Luis Gispert creates art through a wide range of media, including photographs, film, sounds, and sculptures, focusing upon hip-hop, youth culture, and Cuban-American history. Some of his sculptures incorporate objects identified with hip hop, such as turntables, chrome tire rims, and boom boxes, into functional designs usable in other manners, such as furniture. He first rose to fame due to his well received Chearleaders set of art photographs which he started in 2000 - several of the pics feature chonga style women, and helped to establish chongas as a Miami icon, comparable to "ghetto fabulous" images. [1] [2] His installation art graced the 2002 Whitney Biennial at the Whitney Museum of American Art, and has been exhibited internationally at galleries and museums such the Brooklyn Museum of Art, and the Studio Museum in Harlem in New York, Art Pace in Texas, the Museum of Contemporary Art, North Miami, the Contemporary Arts Museum Houston, Palazzo Brocherasio in Turin, and the Royal Academy in London. Gispert has also participated in several exhibitions with high-profile commercial galleries including Gagosian Gallery, Andrea Rosen Gallery, and Deitch Projects in New York. He is represented by Mary Boone Gallery in New York, Rhona Hoffman Gallery in Chicago, and Moran Bondaroff in Los Angeles.

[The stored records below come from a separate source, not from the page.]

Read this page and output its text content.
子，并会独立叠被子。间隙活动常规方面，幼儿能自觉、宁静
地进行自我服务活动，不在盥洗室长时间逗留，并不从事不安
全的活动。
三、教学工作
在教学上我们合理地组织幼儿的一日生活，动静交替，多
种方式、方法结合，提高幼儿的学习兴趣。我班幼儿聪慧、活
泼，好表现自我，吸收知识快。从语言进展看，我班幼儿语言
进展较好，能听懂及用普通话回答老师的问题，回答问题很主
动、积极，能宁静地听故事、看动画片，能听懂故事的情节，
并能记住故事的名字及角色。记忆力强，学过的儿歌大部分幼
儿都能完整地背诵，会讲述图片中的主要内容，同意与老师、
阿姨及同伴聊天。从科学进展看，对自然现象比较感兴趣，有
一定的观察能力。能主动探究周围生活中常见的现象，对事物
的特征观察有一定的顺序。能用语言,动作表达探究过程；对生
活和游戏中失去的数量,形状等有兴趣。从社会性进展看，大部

Gispert describes the first ten years of his career as a period during which he underwent a personal transformation in his attempt to comprehend why certain objects and events strike him physically and emotionally. Always, there is the push- and-pull between seduction and aggression in his work that inundates the viewer's senses. His photographs, videos, films and sculptures are complex, composed arrangements that delve into the familiar and the unknown, the mainstream and the marginalized, to expose and address the various subcultures that infiltrate the mainstream. These subjects also provided him the means to explore the sheer aggressiveness and excessiveness of the hip hop ornamentation or the effusively decorated interior of his immigrant family's homes. Similarly the volume of the rap lyrics lip-synched by a cheerleader in Can It Be That It Was All So Simple Then, 2001, or the unnerving scream of a car alarm mouthed by another cheerleader in Block Watching, 2002, is overwhelming. In 2011, the Feminist art collective Go! Push Pops [3] performed Block Watching Remix [4] at the Moore St. Market in a show curated by Michelle Lopez during Bushwick Open Studios remixing footage of Luis Gispert's original 2002 Block Watching video. In 2013, Luis Gispert invited Go! Push Pops to perform Block Watching Remix during the Brooklyn Museum's Annual Artist Ball. [5] [6]

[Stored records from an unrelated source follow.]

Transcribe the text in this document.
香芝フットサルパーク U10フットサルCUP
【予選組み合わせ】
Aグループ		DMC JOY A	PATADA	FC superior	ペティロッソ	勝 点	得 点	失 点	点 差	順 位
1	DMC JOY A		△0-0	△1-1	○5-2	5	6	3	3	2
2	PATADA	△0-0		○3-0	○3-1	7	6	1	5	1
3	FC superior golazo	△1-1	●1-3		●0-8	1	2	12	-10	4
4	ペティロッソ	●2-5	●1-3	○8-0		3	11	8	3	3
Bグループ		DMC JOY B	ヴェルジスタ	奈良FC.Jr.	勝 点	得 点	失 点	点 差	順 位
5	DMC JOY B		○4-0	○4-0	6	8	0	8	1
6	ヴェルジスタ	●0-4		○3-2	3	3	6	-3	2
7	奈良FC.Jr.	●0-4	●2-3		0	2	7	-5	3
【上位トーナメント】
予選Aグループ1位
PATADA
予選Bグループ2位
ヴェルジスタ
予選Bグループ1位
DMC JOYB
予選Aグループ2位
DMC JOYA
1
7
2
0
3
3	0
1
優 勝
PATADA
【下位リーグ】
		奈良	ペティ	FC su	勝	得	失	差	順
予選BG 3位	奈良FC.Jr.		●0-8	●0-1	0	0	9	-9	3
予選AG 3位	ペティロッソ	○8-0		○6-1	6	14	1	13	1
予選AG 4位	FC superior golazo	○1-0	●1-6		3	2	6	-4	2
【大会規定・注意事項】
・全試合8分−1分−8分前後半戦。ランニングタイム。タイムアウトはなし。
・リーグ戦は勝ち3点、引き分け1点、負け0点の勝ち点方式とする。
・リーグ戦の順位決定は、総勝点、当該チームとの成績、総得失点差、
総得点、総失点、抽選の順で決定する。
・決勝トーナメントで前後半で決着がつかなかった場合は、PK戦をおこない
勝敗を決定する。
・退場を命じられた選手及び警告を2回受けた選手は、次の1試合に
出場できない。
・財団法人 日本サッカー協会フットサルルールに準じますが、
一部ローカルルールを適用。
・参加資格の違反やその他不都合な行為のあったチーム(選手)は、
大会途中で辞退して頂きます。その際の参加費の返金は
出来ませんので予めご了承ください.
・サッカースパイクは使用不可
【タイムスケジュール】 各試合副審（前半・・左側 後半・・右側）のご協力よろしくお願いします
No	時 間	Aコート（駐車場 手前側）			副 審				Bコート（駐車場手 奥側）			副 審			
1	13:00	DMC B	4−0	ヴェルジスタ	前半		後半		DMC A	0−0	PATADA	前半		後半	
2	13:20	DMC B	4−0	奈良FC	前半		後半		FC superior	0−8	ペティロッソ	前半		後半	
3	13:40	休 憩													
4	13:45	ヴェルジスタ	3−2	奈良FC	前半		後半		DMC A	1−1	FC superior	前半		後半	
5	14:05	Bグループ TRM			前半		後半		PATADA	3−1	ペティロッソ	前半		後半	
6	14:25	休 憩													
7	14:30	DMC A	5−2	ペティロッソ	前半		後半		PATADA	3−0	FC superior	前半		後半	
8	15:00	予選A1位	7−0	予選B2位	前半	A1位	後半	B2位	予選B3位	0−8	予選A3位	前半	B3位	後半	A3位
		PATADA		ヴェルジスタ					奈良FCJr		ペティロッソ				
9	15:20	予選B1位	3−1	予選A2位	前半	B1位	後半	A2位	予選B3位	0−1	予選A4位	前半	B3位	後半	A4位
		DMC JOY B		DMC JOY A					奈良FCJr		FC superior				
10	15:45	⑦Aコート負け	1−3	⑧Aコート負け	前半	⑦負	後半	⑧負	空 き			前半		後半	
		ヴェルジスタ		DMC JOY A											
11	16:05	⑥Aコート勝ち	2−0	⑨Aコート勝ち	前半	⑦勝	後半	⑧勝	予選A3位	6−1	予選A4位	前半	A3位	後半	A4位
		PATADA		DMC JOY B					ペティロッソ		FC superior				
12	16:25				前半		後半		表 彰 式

His most recent photographs of landscapes viewed through the windows of customized vehicles achieve the widescreen grandeur of CinemaScope film and provide the viewer the sensation of occupying the driver's seat. He shot hundreds of sheets of film for each landscape in an attempt to capture the perfect vista, but ultimately collaged various details to produce landscapes that most closely adhered to his ideal.
Gispert's cheerleader series of lush, color photographs depicting cheerleaders accessorized with the hip hop gold chains and jewelry, first brought him to the art world's attention. Although this series was perceived as a reference to popular culture and cultural identity, Gispert approached the subject from the perspective of Baroque religious paintings depicting levitating saints at moments of epiphany and the conventions of sports photography, which established the iconic image of the sports hero in mid air. The cheerleader photographs were achieved with cinematic techniques and methods to produce special effects, most notably the green-screen. Gispert used a long exposure to photograph his models suspended on wires in a chroma-key green room. In movies, actors play against the green background, which is typically superimposed onto another backdrop to complete the illusion. However, Gispert retained the green field to reveal the artifice.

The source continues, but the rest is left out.